The competition is freshmen against sophomores, juniors against seniors and all around. According to Samantha Gonzales, who’s the studentbody officer service learning coordinator, the food drive has been a bigger success than those in the past.
“I’m very proud because the classes have definitely stepped up. This isn’t our first food drive, but it’s the first food drive where we did it between the classes and themed with the super bowl,” Gonzales said.
The students loved the competition ,and the sophomores had the lead at one point and were going strong.
“The winners get 1,000 points on the final spirit bowl of the year and a trophy that looks like the super bowl trophy, but it has a can instead of a football,” Gonzales said.
The idea of the weeklong event came from an idea that the Utah Food Bank does the same time of year, but putting the competition into the student classes really pushed and motivated the students to get as much food as they could.
Around the valley, different grocery stores and businesses were involved with Souper Bowl for Caring.

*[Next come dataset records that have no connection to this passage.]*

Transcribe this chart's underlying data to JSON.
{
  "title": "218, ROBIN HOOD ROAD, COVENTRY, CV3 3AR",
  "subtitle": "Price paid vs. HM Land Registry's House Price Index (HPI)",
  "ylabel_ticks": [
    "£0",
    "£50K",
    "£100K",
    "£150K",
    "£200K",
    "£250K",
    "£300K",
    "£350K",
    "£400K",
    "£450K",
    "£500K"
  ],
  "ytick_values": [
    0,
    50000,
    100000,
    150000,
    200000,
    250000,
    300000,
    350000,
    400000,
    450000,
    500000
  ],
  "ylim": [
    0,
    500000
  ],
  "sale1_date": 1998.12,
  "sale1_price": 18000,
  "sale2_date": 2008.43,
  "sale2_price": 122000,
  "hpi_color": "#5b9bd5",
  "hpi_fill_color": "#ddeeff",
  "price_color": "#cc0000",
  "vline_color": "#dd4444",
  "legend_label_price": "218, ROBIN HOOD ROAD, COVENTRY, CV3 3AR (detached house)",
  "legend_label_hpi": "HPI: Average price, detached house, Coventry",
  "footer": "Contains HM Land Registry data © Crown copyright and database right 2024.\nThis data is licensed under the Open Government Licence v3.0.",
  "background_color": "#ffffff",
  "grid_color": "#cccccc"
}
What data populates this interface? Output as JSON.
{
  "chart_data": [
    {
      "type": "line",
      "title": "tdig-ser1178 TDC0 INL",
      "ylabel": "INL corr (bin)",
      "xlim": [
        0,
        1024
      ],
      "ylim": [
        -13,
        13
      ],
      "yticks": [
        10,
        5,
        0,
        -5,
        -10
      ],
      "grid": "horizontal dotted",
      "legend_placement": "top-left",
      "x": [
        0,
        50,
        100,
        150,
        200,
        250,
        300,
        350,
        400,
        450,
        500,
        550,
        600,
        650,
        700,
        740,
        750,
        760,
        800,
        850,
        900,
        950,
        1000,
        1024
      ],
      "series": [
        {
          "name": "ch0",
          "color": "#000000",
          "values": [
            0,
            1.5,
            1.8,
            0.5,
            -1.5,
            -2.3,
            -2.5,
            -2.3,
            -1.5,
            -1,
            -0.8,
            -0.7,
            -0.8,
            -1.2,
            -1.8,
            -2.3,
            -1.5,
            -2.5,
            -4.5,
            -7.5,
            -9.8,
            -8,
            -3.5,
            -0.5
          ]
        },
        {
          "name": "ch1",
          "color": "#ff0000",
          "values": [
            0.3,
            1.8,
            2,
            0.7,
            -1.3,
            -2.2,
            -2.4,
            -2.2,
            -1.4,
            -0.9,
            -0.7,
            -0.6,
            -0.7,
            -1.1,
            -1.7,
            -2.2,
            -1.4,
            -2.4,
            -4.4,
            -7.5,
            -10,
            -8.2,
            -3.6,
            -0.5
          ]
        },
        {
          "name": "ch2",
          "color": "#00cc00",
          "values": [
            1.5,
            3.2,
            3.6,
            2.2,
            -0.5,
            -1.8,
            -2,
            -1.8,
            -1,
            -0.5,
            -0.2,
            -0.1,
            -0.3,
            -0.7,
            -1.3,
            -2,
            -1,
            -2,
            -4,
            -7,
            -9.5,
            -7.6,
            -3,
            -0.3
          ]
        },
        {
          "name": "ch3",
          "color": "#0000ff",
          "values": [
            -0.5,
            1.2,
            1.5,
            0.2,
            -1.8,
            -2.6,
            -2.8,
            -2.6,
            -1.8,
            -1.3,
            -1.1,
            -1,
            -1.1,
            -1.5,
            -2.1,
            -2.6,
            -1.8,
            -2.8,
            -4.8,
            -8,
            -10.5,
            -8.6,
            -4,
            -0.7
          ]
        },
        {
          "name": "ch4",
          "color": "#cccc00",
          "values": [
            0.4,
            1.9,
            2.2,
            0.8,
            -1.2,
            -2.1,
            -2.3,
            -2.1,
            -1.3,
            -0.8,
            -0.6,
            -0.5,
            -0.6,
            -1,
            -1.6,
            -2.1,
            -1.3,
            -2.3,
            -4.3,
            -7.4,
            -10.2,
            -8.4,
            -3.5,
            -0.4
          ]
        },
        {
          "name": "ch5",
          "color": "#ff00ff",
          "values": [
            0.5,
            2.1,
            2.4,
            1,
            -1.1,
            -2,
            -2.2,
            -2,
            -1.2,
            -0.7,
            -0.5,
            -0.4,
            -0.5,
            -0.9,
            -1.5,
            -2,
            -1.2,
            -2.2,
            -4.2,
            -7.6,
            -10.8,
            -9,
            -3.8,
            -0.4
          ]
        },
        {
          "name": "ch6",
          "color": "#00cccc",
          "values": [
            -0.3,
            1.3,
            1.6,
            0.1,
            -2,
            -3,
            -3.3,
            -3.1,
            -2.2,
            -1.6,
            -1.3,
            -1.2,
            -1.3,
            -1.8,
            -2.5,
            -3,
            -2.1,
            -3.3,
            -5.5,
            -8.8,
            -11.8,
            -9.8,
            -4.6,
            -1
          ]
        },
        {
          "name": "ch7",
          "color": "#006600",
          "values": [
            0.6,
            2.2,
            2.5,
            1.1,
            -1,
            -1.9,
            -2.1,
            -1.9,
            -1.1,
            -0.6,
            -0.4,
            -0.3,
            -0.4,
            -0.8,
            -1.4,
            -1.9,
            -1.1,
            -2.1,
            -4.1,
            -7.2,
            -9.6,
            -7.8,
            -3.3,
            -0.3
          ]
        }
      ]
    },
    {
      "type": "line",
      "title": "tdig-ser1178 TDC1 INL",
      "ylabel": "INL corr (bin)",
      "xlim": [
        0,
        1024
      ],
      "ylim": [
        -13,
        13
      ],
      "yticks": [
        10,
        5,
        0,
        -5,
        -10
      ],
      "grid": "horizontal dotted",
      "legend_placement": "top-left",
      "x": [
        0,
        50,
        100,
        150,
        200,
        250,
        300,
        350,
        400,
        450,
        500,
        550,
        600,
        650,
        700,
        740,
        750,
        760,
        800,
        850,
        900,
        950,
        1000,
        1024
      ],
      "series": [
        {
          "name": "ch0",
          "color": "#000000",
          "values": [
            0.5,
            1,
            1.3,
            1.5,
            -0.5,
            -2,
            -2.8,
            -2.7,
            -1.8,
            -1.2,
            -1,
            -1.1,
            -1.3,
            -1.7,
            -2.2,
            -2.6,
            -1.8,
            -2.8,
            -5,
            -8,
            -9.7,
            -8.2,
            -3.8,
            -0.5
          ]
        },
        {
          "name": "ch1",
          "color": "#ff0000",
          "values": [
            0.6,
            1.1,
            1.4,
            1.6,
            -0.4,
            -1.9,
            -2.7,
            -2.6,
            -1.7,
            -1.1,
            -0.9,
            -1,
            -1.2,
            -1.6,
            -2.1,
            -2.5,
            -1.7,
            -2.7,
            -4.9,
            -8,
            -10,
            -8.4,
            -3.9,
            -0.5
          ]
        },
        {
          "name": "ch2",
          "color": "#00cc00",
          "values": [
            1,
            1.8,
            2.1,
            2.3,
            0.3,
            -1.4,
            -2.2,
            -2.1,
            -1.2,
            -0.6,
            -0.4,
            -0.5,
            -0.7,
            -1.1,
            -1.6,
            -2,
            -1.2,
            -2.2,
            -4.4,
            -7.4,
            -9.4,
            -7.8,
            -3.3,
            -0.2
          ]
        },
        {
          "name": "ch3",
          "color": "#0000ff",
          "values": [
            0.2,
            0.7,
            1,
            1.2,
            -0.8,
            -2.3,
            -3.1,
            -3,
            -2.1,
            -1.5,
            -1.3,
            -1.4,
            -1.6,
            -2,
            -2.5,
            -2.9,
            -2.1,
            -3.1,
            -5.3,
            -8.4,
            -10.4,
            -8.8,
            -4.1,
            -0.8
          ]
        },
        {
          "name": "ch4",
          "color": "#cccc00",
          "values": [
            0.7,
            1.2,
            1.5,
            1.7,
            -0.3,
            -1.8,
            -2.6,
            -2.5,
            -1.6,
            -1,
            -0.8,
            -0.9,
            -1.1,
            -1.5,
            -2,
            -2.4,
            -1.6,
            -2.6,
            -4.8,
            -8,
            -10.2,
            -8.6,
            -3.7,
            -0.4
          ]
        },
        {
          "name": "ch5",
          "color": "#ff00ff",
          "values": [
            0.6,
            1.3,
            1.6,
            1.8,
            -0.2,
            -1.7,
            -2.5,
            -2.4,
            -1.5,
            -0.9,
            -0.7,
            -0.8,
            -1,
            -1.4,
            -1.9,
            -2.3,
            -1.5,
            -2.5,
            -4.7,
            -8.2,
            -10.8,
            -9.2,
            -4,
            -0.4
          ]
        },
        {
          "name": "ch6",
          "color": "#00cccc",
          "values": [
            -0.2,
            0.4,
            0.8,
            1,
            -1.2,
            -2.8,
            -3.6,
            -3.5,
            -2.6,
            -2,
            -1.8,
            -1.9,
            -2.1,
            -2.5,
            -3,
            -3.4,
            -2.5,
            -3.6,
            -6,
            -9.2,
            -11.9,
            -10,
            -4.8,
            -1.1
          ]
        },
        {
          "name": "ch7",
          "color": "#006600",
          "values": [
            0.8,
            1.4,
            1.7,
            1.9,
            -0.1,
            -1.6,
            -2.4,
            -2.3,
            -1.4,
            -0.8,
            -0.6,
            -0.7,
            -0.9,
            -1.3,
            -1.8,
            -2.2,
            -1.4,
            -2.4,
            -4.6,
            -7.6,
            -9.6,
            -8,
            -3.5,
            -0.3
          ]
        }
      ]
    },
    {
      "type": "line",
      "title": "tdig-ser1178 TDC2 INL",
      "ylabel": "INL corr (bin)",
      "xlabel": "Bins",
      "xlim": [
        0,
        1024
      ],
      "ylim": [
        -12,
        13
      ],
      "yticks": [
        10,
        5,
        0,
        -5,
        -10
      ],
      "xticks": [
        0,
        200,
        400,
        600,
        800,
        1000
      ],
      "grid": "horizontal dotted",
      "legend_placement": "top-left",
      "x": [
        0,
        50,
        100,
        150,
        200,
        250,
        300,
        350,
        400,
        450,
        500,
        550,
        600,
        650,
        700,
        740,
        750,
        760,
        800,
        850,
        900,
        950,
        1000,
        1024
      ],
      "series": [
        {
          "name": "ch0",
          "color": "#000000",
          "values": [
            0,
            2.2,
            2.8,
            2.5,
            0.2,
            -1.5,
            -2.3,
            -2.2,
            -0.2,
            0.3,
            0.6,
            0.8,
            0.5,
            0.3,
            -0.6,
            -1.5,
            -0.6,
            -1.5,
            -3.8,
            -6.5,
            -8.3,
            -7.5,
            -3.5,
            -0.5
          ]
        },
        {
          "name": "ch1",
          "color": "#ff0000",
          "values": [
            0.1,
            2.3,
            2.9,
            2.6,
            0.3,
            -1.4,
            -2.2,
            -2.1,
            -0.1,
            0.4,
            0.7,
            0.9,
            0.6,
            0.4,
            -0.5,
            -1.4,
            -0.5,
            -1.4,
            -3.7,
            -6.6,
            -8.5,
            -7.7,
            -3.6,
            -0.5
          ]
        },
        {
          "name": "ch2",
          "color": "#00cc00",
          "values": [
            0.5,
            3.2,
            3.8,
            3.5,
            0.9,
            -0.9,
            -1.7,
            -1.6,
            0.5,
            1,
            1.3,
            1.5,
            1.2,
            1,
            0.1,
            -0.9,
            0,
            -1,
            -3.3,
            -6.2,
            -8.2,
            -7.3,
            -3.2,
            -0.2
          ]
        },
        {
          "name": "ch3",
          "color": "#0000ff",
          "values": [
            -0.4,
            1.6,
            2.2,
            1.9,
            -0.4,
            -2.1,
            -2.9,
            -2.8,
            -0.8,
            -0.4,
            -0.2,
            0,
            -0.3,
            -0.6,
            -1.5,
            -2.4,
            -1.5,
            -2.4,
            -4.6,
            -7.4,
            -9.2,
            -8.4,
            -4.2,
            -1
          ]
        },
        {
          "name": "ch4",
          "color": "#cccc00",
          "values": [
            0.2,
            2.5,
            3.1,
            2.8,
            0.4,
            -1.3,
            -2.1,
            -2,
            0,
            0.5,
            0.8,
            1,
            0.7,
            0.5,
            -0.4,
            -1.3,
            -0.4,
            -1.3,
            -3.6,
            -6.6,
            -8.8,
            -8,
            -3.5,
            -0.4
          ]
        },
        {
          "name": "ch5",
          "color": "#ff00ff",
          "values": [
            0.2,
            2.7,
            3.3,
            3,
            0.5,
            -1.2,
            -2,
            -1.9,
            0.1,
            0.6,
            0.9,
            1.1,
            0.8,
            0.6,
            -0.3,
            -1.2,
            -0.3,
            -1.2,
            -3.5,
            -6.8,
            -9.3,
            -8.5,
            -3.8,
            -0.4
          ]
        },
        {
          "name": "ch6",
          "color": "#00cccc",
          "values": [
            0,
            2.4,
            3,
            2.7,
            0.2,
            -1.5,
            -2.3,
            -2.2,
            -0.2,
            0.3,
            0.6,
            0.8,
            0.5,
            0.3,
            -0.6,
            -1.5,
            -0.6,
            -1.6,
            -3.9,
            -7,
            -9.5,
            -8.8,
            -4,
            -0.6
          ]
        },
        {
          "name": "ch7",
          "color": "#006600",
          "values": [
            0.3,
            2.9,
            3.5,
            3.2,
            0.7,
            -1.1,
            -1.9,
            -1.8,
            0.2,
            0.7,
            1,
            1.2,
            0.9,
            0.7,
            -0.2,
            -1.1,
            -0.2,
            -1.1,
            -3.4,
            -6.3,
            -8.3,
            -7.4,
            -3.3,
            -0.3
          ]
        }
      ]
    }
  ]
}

This year Harmons donated $76,000 to the Utah Food Bank, and Rocky Mountain Power donated as well. But for Granger High students, the food that is being donated is local and will go to families in their neighborhood and school.
“The food is very needed at our school,” Gonzales said.
Back in November, the school had another food drive. By the end of the night, all of the food that was donated was completely gone and picked up by students and their families who needed it.
Faculty and staff said it was a wonderful experience to see how students worked to meet what food was needed, and now they’re doing it in a fun way through the Souper Bowl. The competition is one thing that really motivates them, and so does helping the community.
“People were so grateful, and to see my own peers going with their families made me happy, because I know we’re helping them not go hungry,” Gonzales said.
Gonzales said that the community needs to know that there are struggling families in their community. The students know about the situation in West Valley City, but other residents don’t know. During the Souper Bowl week, families that needed the food could go into the counseling center and request to take the food that was donated. The counselors take them to the pantry and choose food to take home.
In the end, all the students showed up and almost every bin was full from each class, but the winner turned out to be the junior class.